Many observers of the industry will say that if we are able to negotiate free trade agreements with foreign countries, we should be able to have a single economic space in Canada. This is why more than 20 years ago the agreement on internal trade was negotiated. In recent years there have been joint efforts, actually at the call of provincial premiers, to have a significant revamping of the agreement on internal trade. The effort is now known as the Canadian free trade agreement.
Negotiations are very advanced in that regard. It has the ambitious goal to significantly increase the mobility of goods, services, and people across the country. Actually, the agriculture and fisheries committee of the Senate did a study on interprovincial trade and heard from many witnesses.
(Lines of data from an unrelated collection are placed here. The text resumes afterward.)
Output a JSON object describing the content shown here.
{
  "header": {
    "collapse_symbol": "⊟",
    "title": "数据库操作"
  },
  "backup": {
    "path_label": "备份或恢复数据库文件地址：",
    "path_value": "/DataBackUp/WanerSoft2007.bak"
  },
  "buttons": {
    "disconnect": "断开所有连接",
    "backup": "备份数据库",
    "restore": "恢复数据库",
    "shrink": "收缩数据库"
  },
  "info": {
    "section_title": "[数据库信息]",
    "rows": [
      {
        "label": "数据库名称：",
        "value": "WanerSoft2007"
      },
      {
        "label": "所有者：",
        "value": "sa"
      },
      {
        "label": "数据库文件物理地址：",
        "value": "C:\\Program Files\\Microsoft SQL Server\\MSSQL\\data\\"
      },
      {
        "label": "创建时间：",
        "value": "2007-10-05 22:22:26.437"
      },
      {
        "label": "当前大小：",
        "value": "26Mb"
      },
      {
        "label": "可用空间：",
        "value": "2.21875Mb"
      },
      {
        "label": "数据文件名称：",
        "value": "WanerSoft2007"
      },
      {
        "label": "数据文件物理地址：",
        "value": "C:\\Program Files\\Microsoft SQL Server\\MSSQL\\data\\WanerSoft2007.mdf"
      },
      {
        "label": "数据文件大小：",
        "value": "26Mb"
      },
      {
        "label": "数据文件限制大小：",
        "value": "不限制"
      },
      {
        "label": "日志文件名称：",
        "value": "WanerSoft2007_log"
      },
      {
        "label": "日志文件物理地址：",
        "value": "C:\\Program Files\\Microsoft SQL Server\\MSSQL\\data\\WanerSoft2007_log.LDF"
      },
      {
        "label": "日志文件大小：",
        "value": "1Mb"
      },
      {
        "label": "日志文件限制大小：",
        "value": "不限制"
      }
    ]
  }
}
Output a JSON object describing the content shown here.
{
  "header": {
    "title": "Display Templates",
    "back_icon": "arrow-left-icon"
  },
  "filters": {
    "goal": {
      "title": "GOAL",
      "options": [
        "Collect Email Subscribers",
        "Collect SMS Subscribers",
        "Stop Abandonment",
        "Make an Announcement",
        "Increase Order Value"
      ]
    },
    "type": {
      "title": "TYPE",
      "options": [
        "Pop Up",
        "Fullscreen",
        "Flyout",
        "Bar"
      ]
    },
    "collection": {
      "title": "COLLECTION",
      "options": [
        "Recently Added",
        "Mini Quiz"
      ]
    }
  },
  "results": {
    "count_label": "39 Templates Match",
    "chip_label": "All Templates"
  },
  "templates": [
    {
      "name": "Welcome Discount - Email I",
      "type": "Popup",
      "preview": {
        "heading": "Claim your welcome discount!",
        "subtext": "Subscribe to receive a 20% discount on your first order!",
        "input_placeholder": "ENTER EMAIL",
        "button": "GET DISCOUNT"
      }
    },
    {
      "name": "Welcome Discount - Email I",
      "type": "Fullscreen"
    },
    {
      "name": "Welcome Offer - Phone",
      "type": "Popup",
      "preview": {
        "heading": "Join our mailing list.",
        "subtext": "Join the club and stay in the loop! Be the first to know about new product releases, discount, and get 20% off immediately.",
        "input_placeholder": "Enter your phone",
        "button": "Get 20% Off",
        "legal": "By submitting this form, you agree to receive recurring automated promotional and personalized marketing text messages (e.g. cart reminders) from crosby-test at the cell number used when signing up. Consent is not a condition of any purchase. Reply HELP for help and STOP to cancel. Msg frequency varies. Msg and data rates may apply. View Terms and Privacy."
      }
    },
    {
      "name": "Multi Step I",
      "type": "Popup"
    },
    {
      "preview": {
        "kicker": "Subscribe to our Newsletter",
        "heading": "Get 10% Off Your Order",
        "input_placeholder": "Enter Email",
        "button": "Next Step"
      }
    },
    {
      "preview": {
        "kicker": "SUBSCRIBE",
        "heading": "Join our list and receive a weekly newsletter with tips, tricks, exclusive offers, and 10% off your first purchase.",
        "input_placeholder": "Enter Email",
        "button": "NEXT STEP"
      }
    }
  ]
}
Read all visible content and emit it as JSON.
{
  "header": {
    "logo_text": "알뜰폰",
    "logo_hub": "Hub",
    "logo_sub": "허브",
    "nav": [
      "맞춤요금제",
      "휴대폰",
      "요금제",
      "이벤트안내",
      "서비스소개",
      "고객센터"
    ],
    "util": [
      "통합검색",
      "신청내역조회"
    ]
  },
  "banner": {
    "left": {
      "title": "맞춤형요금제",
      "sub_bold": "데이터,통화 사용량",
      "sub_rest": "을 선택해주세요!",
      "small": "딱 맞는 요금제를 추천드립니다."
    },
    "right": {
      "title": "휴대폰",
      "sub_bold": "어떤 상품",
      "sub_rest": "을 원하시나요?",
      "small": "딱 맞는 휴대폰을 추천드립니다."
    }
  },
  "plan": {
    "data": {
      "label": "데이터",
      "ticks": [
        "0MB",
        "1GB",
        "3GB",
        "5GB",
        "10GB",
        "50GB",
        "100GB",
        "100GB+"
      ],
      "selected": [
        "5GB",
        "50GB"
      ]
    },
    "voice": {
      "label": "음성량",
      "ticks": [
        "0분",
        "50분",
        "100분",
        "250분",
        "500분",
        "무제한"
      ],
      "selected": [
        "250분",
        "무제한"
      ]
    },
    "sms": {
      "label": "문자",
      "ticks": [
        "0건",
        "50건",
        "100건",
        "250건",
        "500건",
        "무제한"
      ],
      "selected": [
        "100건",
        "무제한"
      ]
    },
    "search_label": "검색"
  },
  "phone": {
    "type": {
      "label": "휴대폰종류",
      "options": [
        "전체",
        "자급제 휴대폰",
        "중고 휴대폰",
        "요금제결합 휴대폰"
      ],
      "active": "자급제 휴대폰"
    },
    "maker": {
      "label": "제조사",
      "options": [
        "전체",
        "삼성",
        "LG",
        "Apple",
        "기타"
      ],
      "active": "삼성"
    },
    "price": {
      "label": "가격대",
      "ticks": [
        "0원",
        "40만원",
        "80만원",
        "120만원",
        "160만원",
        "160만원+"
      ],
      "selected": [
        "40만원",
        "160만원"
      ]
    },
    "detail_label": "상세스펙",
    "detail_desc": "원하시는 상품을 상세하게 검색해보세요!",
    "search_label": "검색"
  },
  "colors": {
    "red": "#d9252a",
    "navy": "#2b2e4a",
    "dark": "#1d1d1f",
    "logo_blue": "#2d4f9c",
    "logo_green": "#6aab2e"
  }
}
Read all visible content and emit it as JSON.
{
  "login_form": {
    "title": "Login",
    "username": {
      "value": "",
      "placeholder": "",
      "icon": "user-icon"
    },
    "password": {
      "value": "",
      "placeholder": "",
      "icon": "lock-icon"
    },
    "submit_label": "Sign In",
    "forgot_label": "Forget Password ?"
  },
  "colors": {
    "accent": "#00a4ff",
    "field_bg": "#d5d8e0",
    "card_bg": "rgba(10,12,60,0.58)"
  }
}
The witnesses who appeared often referred to measures with respect to the movement of alcoholic beverages across provincial borders, differences in terms of standards for certain types of products, such as dairy, which is one area, or differences in meat, for example. There, as my colleague Mr. Mayers was mentioning, while the movement across provincial borders is federal, you often have smaller slaughterhouses that are regulated under their provincial regime because they sell within the province. However, in an area like Ottawa-Gatineau, where you have small slaughterhouses or meat processing plants on both sides of the border, if there's an interest in selling just across the river, legally you have to be a federally inspected plant to do that, and the requirements of CFIA are different from those of MAPAQ in Quebec or the OMAFRA in Ontario.
These are examples of measures that provinces and the Canadian government are trying to work out under the Canadian free trade agreement.